The LaunchAgent entry looks like this (conceptually):
```
ProgramArguments:
/usr/bin/env node
/path/to/taskflow/bin/taskflow export
> /path/to/vite-app/public/data/projects.json
StartInterval: 300 # every 5 minutes
```
On the React side, a `useProjects` hook fetches `data/projects.json` at mount
(and optionally on an interval if you want live-ish updates in dev). The rest is
just components: progress rings, kanban columns, transition timelines.
---
## What the JSON Gives You
- **Every project** with its name, status, and description
- **Task counts** in every bucket (`backlog`, `in_progress`, `pending_validation`,
`blocked`, `done`) — ready to drive a status bar, ring, or number badge
- **Progress percentage** pre-computed per project
- **Last 20 transitions** across all projects — ready for an activity feed
See `export-schema.json` in this directory for the full JSON Schema.
---
## Why This Works Well
- **Static export = zero attack surface.** No live DB connection in the UI.
- **Works offline.** The UI renders whatever is in the file, no network required.
- **Framework-neutral.** Svelte, Vue, plain HTML + Chart.js — the JSON doesn't care.

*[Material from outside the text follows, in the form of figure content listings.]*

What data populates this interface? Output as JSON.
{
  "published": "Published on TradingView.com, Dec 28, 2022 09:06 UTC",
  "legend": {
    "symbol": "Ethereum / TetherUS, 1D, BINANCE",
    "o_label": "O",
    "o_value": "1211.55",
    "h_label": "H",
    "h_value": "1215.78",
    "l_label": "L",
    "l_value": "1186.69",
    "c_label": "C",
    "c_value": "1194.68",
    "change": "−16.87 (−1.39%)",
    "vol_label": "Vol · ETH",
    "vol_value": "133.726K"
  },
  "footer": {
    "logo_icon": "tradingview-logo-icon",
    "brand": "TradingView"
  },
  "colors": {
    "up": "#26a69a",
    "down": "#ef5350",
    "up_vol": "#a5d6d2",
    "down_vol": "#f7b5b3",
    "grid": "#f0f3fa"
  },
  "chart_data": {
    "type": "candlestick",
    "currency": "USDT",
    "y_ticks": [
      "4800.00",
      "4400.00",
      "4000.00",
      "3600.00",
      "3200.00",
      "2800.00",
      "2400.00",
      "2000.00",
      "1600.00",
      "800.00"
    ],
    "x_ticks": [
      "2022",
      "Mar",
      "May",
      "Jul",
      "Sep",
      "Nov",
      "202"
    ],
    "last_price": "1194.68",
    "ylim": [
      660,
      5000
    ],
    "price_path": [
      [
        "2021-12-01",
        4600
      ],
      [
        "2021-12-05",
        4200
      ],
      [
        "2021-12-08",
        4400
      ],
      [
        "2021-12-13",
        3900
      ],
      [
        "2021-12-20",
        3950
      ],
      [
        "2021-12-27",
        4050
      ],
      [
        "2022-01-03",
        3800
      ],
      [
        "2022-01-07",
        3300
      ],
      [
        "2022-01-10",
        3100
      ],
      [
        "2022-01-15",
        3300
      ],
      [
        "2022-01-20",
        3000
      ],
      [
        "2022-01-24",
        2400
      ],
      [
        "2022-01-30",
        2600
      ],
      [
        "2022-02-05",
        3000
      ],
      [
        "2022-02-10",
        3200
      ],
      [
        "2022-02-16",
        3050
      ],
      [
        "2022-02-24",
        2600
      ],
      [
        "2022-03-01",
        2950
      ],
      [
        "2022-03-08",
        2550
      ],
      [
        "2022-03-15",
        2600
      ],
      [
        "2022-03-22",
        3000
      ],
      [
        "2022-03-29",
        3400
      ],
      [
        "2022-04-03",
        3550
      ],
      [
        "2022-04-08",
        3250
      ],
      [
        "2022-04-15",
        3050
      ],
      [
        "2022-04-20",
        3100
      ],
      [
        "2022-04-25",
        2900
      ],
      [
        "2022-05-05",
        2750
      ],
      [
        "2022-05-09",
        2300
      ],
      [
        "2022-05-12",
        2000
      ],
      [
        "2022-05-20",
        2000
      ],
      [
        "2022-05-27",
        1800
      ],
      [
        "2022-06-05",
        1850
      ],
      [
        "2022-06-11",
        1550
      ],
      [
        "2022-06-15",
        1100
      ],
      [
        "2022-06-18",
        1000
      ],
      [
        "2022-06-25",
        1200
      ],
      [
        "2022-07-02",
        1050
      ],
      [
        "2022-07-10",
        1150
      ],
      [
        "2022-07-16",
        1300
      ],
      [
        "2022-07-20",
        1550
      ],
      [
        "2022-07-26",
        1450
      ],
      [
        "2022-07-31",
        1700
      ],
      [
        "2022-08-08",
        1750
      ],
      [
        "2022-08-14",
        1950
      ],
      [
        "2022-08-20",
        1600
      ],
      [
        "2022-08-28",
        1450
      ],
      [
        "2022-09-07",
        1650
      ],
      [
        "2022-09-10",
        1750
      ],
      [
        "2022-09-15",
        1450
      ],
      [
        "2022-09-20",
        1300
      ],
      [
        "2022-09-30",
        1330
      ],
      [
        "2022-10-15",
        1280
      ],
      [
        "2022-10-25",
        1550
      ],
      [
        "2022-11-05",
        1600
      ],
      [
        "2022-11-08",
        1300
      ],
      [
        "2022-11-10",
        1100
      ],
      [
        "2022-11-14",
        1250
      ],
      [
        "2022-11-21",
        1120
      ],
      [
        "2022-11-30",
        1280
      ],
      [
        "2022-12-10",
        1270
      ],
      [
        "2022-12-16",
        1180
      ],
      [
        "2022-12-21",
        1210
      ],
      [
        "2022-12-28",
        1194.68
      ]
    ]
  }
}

- **Cheap to refresh.** A 5-minute cron is fine. Sub-second latency is never needed
for a task dashboard.
- **Composable.** Pipe the JSON into `jq`, into a Notion integration, into a Slack
bot — the export is just text.
---
## Other Ideas
| Surface | Approach |
|---|---|
| Terminal widget | `taskflow status` (built in) |
| Apple Notes | `scripts/apple-notes-export.sh` (macOS) |
| Raycast | Script Command reading the export JSON |
| Obsidian | Dataview plugin querying the same SQLite directly |
| Linear-style board | React + export JSON, one column per status |
| CI badge | `taskflow sync check` exits 1 on drift — wire it to a status check |
---
The data is already there. Build whatever feels right.
## Validation Workflow Coupling (Projects Panel)
In our dashboard, validation actions are wired directly into TaskFlow task state.
`decision-store.ts` updates `taskflow.sqlite` (`tasks_v2`) when reviewers act in the
Projects panel:
- Confirm: `pending_validation` -> `done`
- Reject: `pending_validation` -> `in_progress` (with reviewer feedback note)
This is an integration pattern for dashboards, not a required part of TaskFlow core.
TaskFlow remains UI-agnostic and does not assume any specific frontend store.